Majella vit à Aghybogey, en Irlande du Nord, avec sa mère portée un peu trop sur la bouteille. La jeune femme, un peu ronde, travaille dans un Fish’n’chips, « Salé, Pané, Frit ! ». Toute la société de la petite ville défile devant Magella qui connaît les préférences de chacun. Il y a ceux qui sortent du pub, du bingo, les habitués qui font sans cesse les mêmes blagues, les jeunes comme les plus vieux et il y a Marty le collègue de Majella. Quelque soit la situation, elle reste impassible. Et pourtant, ça bouillonne dans sa tête et Majella fait tout pour juguler son flot d’émotions. Il faut dire que la vie n’a guère épargnée notre héroïne : son père a déserté son foyer après la mort de son frère, sa mère se laisse totalement aller et malmène Majella, sa grand-mère vient d’être tuée. De quoi perdre pied.
« Ce que Majella n’aimait pas » souligne à nouveau la vitalité et l’originalité de la littérature irlandaise contemporaine. « Milkman » d’Anna Burns, « Les lanceurs de feu » de Jan Carson et le roman de Michelle Gallen évoque de manière singulière ( par la forme, par les personnages ou l’atmosphère) les Troubles et leurs conséquences. Le roman suit Majella durant une semaine et nous montre une jeune femme surprenante. Celle-ci a mis en place de nombreux stratagèmes pour garder le contrôle sur sa vie et ses émotions. Elle fait claquer ses doigts pour se calmer, elle a enrobé son corps d’une couche de graisse pour se créer une carapace et elle établit des listes de ce qu’elle déteste et de ce qu’elle aime (fan de Dallas, son modèle est J.R. Ewing !).
Il faut qu’elle tienne bon Majella face à sa mère qui dépend totalement d’elle, face à la mort violente de sa grand-mère.
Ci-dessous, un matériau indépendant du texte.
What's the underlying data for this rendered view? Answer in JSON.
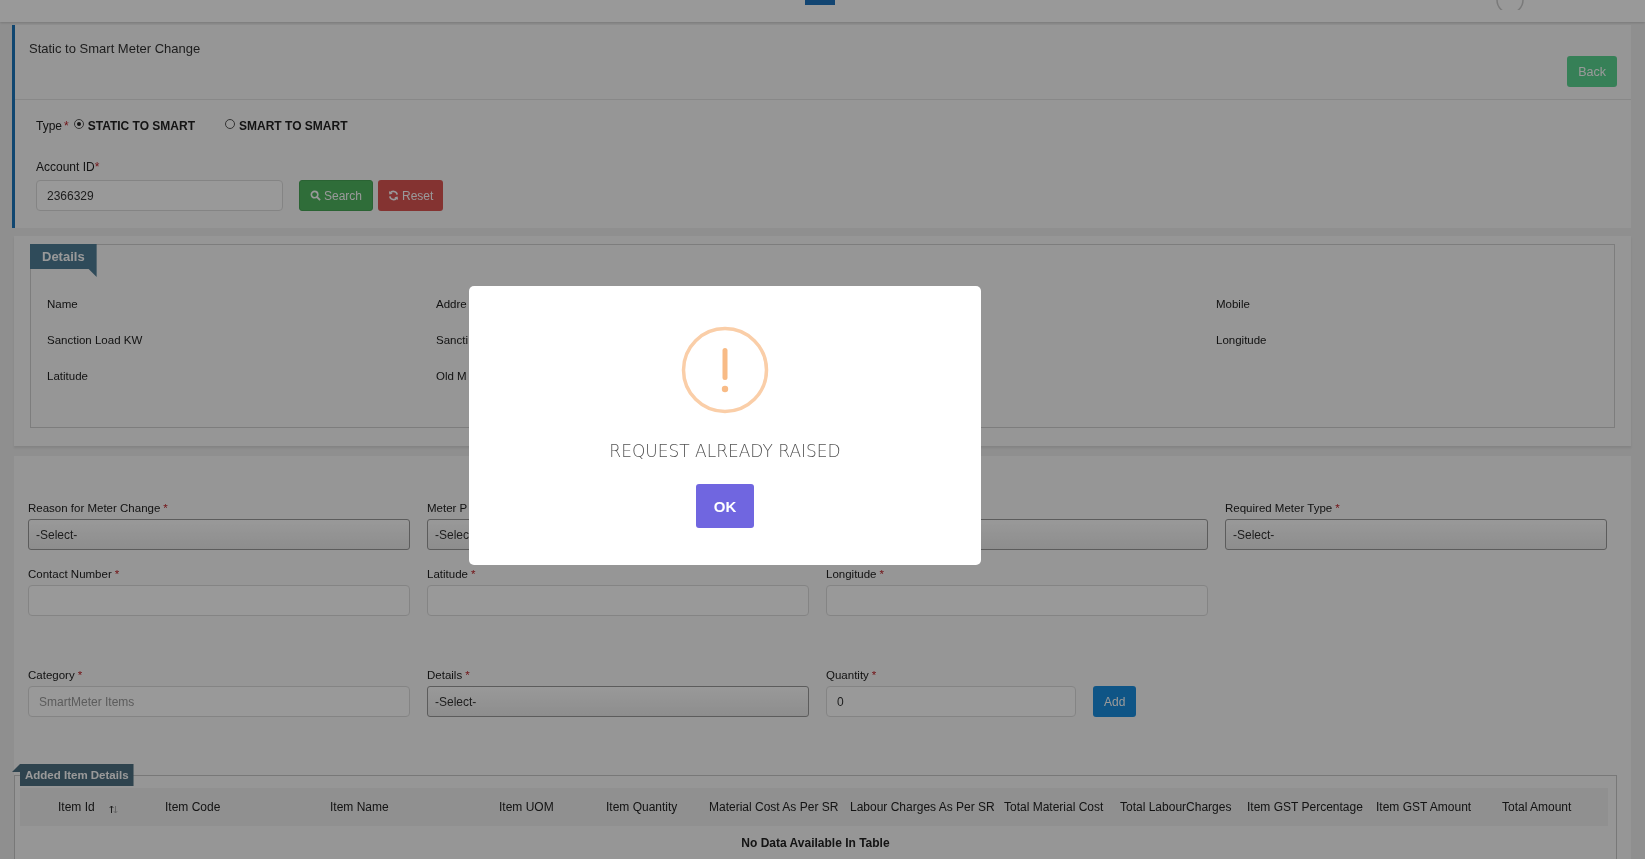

Michelle Gallen a créé un personnage étonnant et détonnant. La jeune femme se cache derrière son corps et en même temps elle l’assume : elle se délecte de ses repas, de ses frites salées et vinaigrées, elle aime le sexe. Son ton est cru, les dialogues sont argotiques et donnent une tonalité humoristique qui contraste avec la noirceur de la vie de Majella. La pauvreté, les violences, la séparation forte entre catholiques et protestants à Aghybogey, l’ombre des Troubles sont en effet bien présents dans les pages du roman de Michelle Gallen sans pour autant plomber son intrigue.
« Ce que Majella n’aimait pas » est un premier roman surprenant qui nous offre un personnage principal touchant et infiniment attachant. Le titre original « Big girl, small town » résume bien le quotidien de Majella.
Traduction Carine Chichereau
J’aime bien le titre original… et je suis sûre que ce livre me plairait !
J’ai vu l’autrice à Etonnants voyageurs, j’avais déjà envie de le lire mais maintenant j’en meurs d’envie ! Son humour m’évoquait un peu la série Derry girls.